Texas: "Transparent" in Theory, Chaos in Reality
Texas loves to talk tough on transparency. On paper, hospitals have to post machine-readable files and shoppable tools so people can see what care actually costs.
In practice? Researchers looking at Texas Medical Center hospitals found exactly what you'd expect in an opaque market: chaos.
- One hospital posted nearly 7,000 negotiated prices with a single large insurer.
- Another posted only a few hundred.
- For a single substance-use inpatient stay (MS-DRG 896), negotiated rates were all over the map — gaps you just don't see in a truly competitive market.
Federal regulators see the same mess. Some Texas hospitals have already been hit with civil monetary penalties for failing to meaningfully comply with price transparency rules — even after warnings and "corrective" plans.
On the ground, that doesn't feel like transparency; it feels like noise. Prices are incomplete, incomparable, or missing entirely.
On paper, transparency. In practice, noise — incomplete, incomparable, or missing entirely.
What Employers Actually See in the Claims
Self-funded employers see under the hood in a way individual patients never do. They see:
- The gap between billed charges, "allowed" amounts, and what actually gets paid.
- Identical procedures paid at radically different rates across hospital systems.
- Routine imaging, colonoscopies, and joint replacements coming in at 2–4× what a nearby ambulatory center would charge.
At some point, "we got a good discount" stops being a believable story. That's where more employers land on the same question:
Why are we renting someone else's opaque network at all?
Why Direct Contracting Is Back
Direct contracting isn't some wild new idea; it's the "we're done being played" option for large employers. Instead of paying a carrier to rent a network with mystery prices, employers go straight to a health system or integrated provider group and cut their own deal.

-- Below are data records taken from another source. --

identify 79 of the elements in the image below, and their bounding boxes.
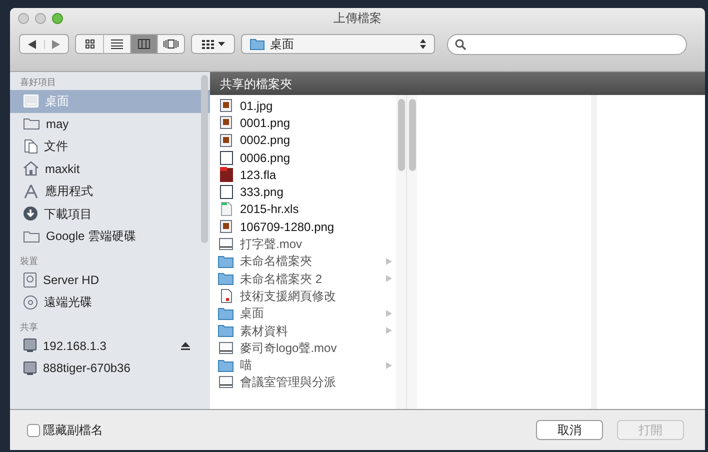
sidebar-item[interactable]: 192.168.1.3	[10, 334, 210, 357]
sidebar-item[interactable]: 遠端光碟	[10, 291, 210, 314]
sidebar-item[interactable]: maxkit	[10, 158, 210, 180]
folder-icon	[23, 117, 40, 130]
movie-file-icon	[219, 238, 233, 250]
file-row[interactable]: 0001.png	[210, 114, 406, 132]
folder-icon	[218, 358, 234, 372]
image-file-icon	[220, 134, 232, 147]
folder-icon	[23, 230, 40, 243]
sidebar-item[interactable]: 888tiger-670b36	[10, 357, 210, 380]
back-arrow-icon	[28, 40, 36, 48]
image-file-icon	[220, 99, 232, 112]
column-view-icon	[138, 39, 150, 49]
file-row[interactable]: 333.png	[210, 183, 406, 201]
sidebar-item[interactable]: 文件	[10, 135, 210, 158]
icon-view-icon	[84, 39, 94, 49]
sidebar-heading: 喜好項目	[19, 76, 57, 89]
search-icon	[455, 38, 466, 50]
computer-icon	[23, 360, 37, 376]
movie-file-icon	[219, 376, 233, 388]
desktop-icon	[23, 94, 39, 108]
zoom-button[interactable]	[52, 12, 63, 24]
view-mode-button[interactable]	[103, 35, 130, 53]
dialog-button[interactable]: 取消	[536, 420, 603, 440]
column-header: 共享的檔案夾	[210, 72, 705, 95]
scrollbar-thumb[interactable]	[408, 99, 416, 171]
file-row[interactable]: 106709-1280.png	[210, 218, 406, 236]
caret-icon	[218, 42, 224, 46]
view-mode-button[interactable]	[76, 35, 103, 53]
file-row[interactable]: 2015-hr.xls	[210, 200, 406, 218]
sidebar-item[interactable]: Google 雲端硬碟	[10, 225, 210, 248]
search-field[interactable]	[447, 34, 687, 54]
minimize-button[interactable]	[35, 12, 46, 24]
document-file-icon	[220, 288, 232, 303]
download-icon	[23, 206, 38, 222]
blank-file-icon	[220, 150, 232, 165]
cover-flow-icon	[163, 39, 179, 49]
sidebar-heading: 共享	[19, 320, 39, 334]
folder-icon	[250, 38, 265, 50]
sidebar-heading: 裝置	[19, 254, 39, 268]
flash-file-icon	[220, 167, 232, 182]
view-mode-button[interactable]	[157, 35, 184, 53]
house-icon	[23, 161, 39, 176]
location-label: 桌面	[270, 36, 295, 53]
eject-icon[interactable]	[181, 342, 190, 350]
computer-icon	[23, 338, 37, 354]
arrange-button[interactable]	[191, 34, 235, 54]
file-row[interactable]: 01.jpg	[210, 97, 406, 114]
documents-icon	[23, 138, 38, 154]
grid-icon	[202, 40, 214, 48]
image-file-icon	[220, 116, 232, 130]
window-title: 上傳檔案	[334, 10, 382, 27]
close-button[interactable]	[18, 12, 29, 24]
scrollbar-thumb[interactable]	[201, 75, 208, 243]
image-file-icon	[220, 220, 232, 234]
blank-file-icon	[220, 185, 232, 200]
checkbox[interactable]	[27, 424, 40, 436]
location-popup[interactable]: 桌面	[241, 34, 435, 54]
movie-file-icon	[219, 342, 233, 354]
folder-icon	[218, 306, 234, 320]
scrollbar-thumb[interactable]	[398, 99, 404, 171]
sidebar-item[interactable]: may	[10, 112, 210, 135]
sidebar-item[interactable]: 下載項目	[10, 202, 210, 225]
up-down-arrows-icon	[420, 39, 426, 49]
list-view-icon	[111, 39, 123, 49]
file-row[interactable]: 0006.png	[210, 148, 406, 166]
sidebar-item[interactable]: 應用程式	[10, 180, 210, 202]
view-mode-button[interactable]	[130, 35, 157, 53]
apps-icon	[23, 184, 39, 199]
file-row[interactable]: 123.fla	[210, 166, 406, 184]
forward-arrow-icon	[52, 40, 60, 48]
spreadsheet-file-icon	[220, 202, 232, 216]
sidebar-item[interactable]: Server HD	[10, 268, 210, 291]
folder-icon	[218, 272, 234, 286]
checkbox-label: 隱藏副檔名	[43, 422, 103, 439]
folder-icon	[218, 254, 234, 268]
disc-icon	[23, 294, 38, 310]
folder-icon	[218, 324, 234, 337]
file-row[interactable]: 0002.png	[210, 132, 406, 149]
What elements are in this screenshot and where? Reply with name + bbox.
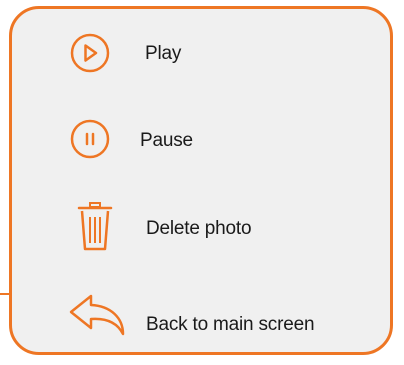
pause-circle-icon xyxy=(70,119,110,159)
play-circle-icon xyxy=(70,33,110,73)
menu-panel: Play Pause Delete photo Back to main scr… xyxy=(9,6,393,355)
menu-item-label: Delete photo xyxy=(146,218,252,239)
legend-stage: Play Pause Delete photo Back to main scr… xyxy=(0,0,404,365)
trash-icon xyxy=(77,202,113,251)
menu-item-label: Pause xyxy=(140,130,193,151)
menu-item-label: Back to main screen xyxy=(146,314,315,335)
menu-item-label: Play xyxy=(145,43,182,64)
back-arrow-icon xyxy=(69,294,125,336)
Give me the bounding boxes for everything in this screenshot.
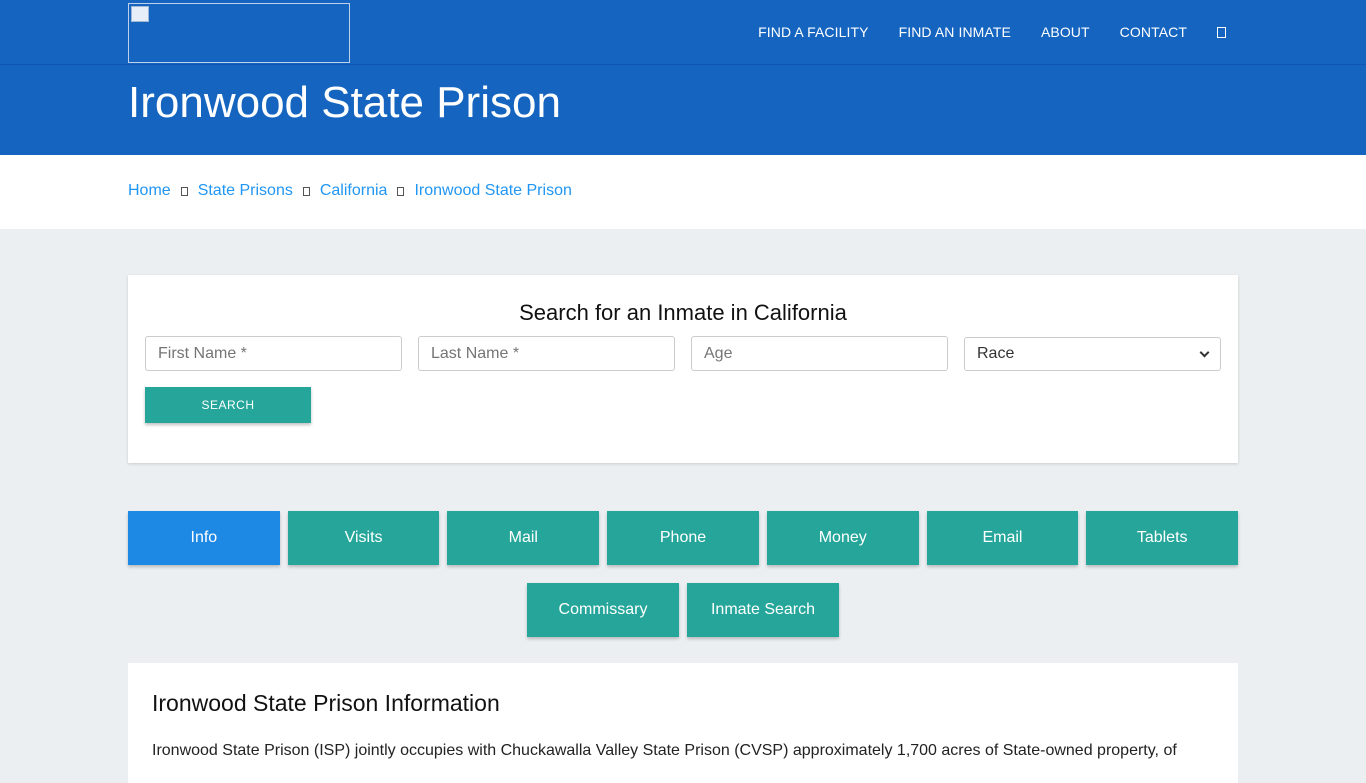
inmate-search-card: Search for an Inmate in California Race …	[128, 275, 1238, 463]
header-divider	[0, 64, 1366, 65]
search-icon[interactable]	[1217, 26, 1226, 38]
chevron-down-icon	[1199, 347, 1210, 357]
tab-info[interactable]: Info	[128, 511, 280, 565]
header: FIND A FACILITY FIND AN INMATE ABOUT CON…	[0, 0, 1366, 155]
info-tabs: Info Visits Mail Phone Money Email Table…	[128, 511, 1239, 565]
tab-mail[interactable]: Mail	[447, 511, 600, 565]
search-button[interactable]: SEARCH	[145, 387, 311, 423]
race-select-value: Race	[977, 345, 1015, 362]
breadcrumb-home[interactable]: Home	[128, 182, 171, 200]
nav-find-inmate[interactable]: FIND AN INMATE	[899, 24, 1011, 40]
tab-inmate-search[interactable]: Inmate Search	[687, 583, 839, 637]
search-title: Search for an Inmate in California	[519, 300, 847, 325]
breadcrumb-separator-icon	[302, 186, 310, 196]
tab-commissary[interactable]: Commissary	[527, 583, 679, 637]
site-logo[interactable]	[128, 3, 350, 63]
breadcrumb-bar: Home State Prisons California Ironwood S…	[0, 155, 1366, 229]
tab-phone[interactable]: Phone	[607, 511, 759, 565]
breadcrumb-separator-icon	[397, 186, 405, 196]
main-nav: FIND A FACILITY FIND AN INMATE ABOUT CON…	[728, 0, 1226, 64]
page-title: Ironwood State Prison	[128, 78, 561, 127]
breadcrumb: Home State Prisons California Ironwood S…	[128, 182, 572, 200]
info-text: Ironwood State Prison (ISP) jointly occu…	[152, 742, 1177, 759]
info-tabs-row2: Commissary Inmate Search	[527, 583, 839, 637]
tab-email[interactable]: Email	[926, 511, 1079, 565]
nav-find-facility[interactable]: FIND A FACILITY	[758, 24, 868, 40]
info-section: Ironwood State Prison Information Ironwo…	[128, 663, 1238, 783]
race-select[interactable]: Race	[964, 337, 1221, 371]
tab-tablets[interactable]: Tablets	[1086, 511, 1239, 565]
info-title: Ironwood State Prison Information	[152, 690, 500, 716]
breadcrumb-california[interactable]: California	[320, 182, 388, 200]
breadcrumb-separator-icon	[180, 186, 188, 196]
tab-money[interactable]: Money	[766, 511, 919, 565]
nav-about[interactable]: ABOUT	[1041, 24, 1090, 40]
breadcrumb-current[interactable]: Ironwood State Prison	[414, 182, 571, 200]
last-name-input[interactable]	[418, 336, 675, 371]
first-name-input[interactable]	[145, 336, 402, 371]
broken-image-icon	[131, 6, 149, 22]
age-input[interactable]	[691, 336, 948, 371]
tab-visits[interactable]: Visits	[287, 511, 440, 565]
nav-contact[interactable]: CONTACT	[1120, 24, 1187, 40]
breadcrumb-state-prisons[interactable]: State Prisons	[198, 182, 293, 200]
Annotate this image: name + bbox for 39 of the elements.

The ones that work tend to share a few traits:
- Target high-cost, high-volume areas: ortho, cardiac, maternity, specialty surgery.
- Use bundled or fixed case rates instead of letting fee-for-service charges run wild.
- Tie bonuses and penalties to actual quality and utilization metrics — complications, readmissions, patient experience.
One widely cited example: a Midwestern health system inked a five-year direct contract with an auto manufacturer for about 24,000 employees and dependents. They ignored traditional TPA network rates and negotiated prices directly, backed by 19 specific cost, quality, and utilization targets — with savings shared between the employer and the health system.
National employers like Walmart have done the same for complex surgeries (joint, spine), reporting better outcomes and fewer complications than their traditional network experience.
My Take
Ridiculous hospital pricing isn't a bug; it's the revenue strategy. Inflate the chargemaster, hide the real prices, half-comply with transparency rules, and let everyone pretend a "discount" equals a deal.
Direct contracting is what employers reach for when they finally stop pretending. Set real prices. Define real quality. And let's stop funding nonsense line items with other people's paychecks.